Testing TNIP1 NR box and receptor AF-2 interaction

The two potential NR interaction motifs in the TNIP1 43a clone made it a useful experimental probe without the possibly confounding redundancy of six motifs in the full-length protein. Yeast two-hybrid assays were used to examine its interaction with PPARα, δ, and γ, retinoic acid receptor (RAR) α and γ (NR1B1 and NR1B3), and their heterodimer partner RXRα (NR2B1). These NRs are all expressed in epidermal keratinocytes which were the library source for the screen yielding 43a. The TNIP1 partial clone demonstrated robust association with PPARs; ligand had limited enhancement on interaction (Fig. 2A).
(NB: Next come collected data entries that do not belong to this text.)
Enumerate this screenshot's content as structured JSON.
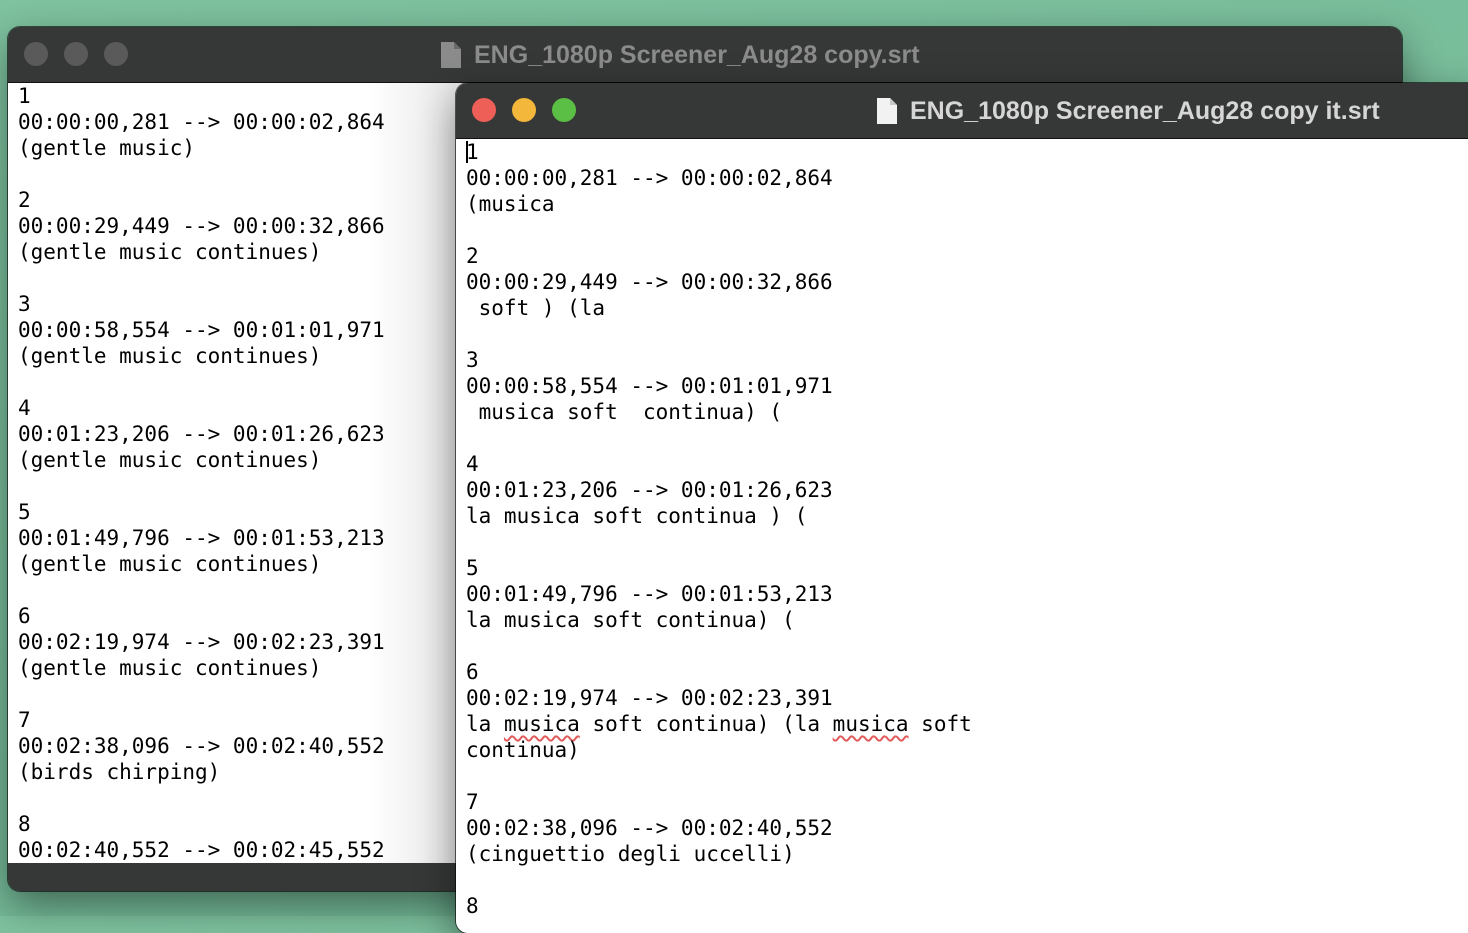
{
  "back_window": {
    "title": "ENG_1080p Screener_Aug28 copy.srt",
    "icon": "document-icon",
    "lights": [
      "#5a5a5a",
      "#5a5a5a",
      "#5a5a5a"
    ],
    "lines": [
      "1",
      "00:00:00,281 --> 00:00:02,864",
      "(gentle music)",
      "",
      "2",
      "00:00:29,449 --> 00:00:32,866",
      "(gentle music continues)",
      "",
      "3",
      "00:00:58,554 --> 00:01:01,971",
      "(gentle music continues)",
      "",
      "4",
      "00:01:23,206 --> 00:01:26,623",
      "(gentle music continues)",
      "",
      "5",
      "00:01:49,796 --> 00:01:53,213",
      "(gentle music continues)",
      "",
      "6",
      "00:02:19,974 --> 00:02:23,391",
      "(gentle music continues)",
      "",
      "7",
      "00:02:38,096 --> 00:02:40,552",
      "(birds chirping)",
      "",
      "8",
      "00:02:40,552 --> 00:02:45,552"
    ]
  },
  "front_window": {
    "title": "ENG_1080p Screener_Aug28 copy it.srt",
    "icon": "document-icon",
    "lights": [
      "#ee5f57",
      "#f3b73c",
      "#5bbf45"
    ],
    "cursor_line": 0,
    "lines": [
      "1",
      "00:00:00,281 --> 00:00:02,864",
      "(musica",
      "",
      "2",
      "00:00:29,449 --> 00:00:32,866",
      " soft ) (la",
      "",
      "3",
      "00:00:58,554 --> 00:01:01,971",
      " musica soft  continua) (",
      "",
      "4",
      "00:01:23,206 --> 00:01:26,623",
      "la musica soft continua ) (",
      "",
      "5",
      "00:01:49,796 --> 00:01:53,213",
      "la musica soft continua) (",
      "",
      "6",
      "00:02:19,974 --> 00:02:23,391",
      "la musica soft continua) (la musica soft",
      "continua)",
      "",
      "7",
      "00:02:38,096 --> 00:02:40,552",
      "(cinguettio degli uccelli)",
      "",
      "8"
    ],
    "misspelled": {
      "line": 22,
      "word": "musica"
    }
  }
}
Its interaction with RXRα was at the background levels of negative control lamin C. In contrast, there was equal but completely ligand-dependent interaction with RARα and γ which we have demonstrated in a separate report [18]. As with other NRs, PPAR interaction with coregulators is dependent on the AF-2 within helix 12; mutations in this receptor site abolished any interaction with the TNIP1 43a clone (Fig. 2B). Conservative hydrophobic substitution of the last two leucines in 43a’s consensus NR box (LKKLL to LKKAA; AA-43a in Fig. 2B) abolished any interaction with PPARs. These results demonstrated the importance of the 43a NR box and PPAR AF-2 in TNIP1-NR interaction, characteristics typically associated with NR coactivators.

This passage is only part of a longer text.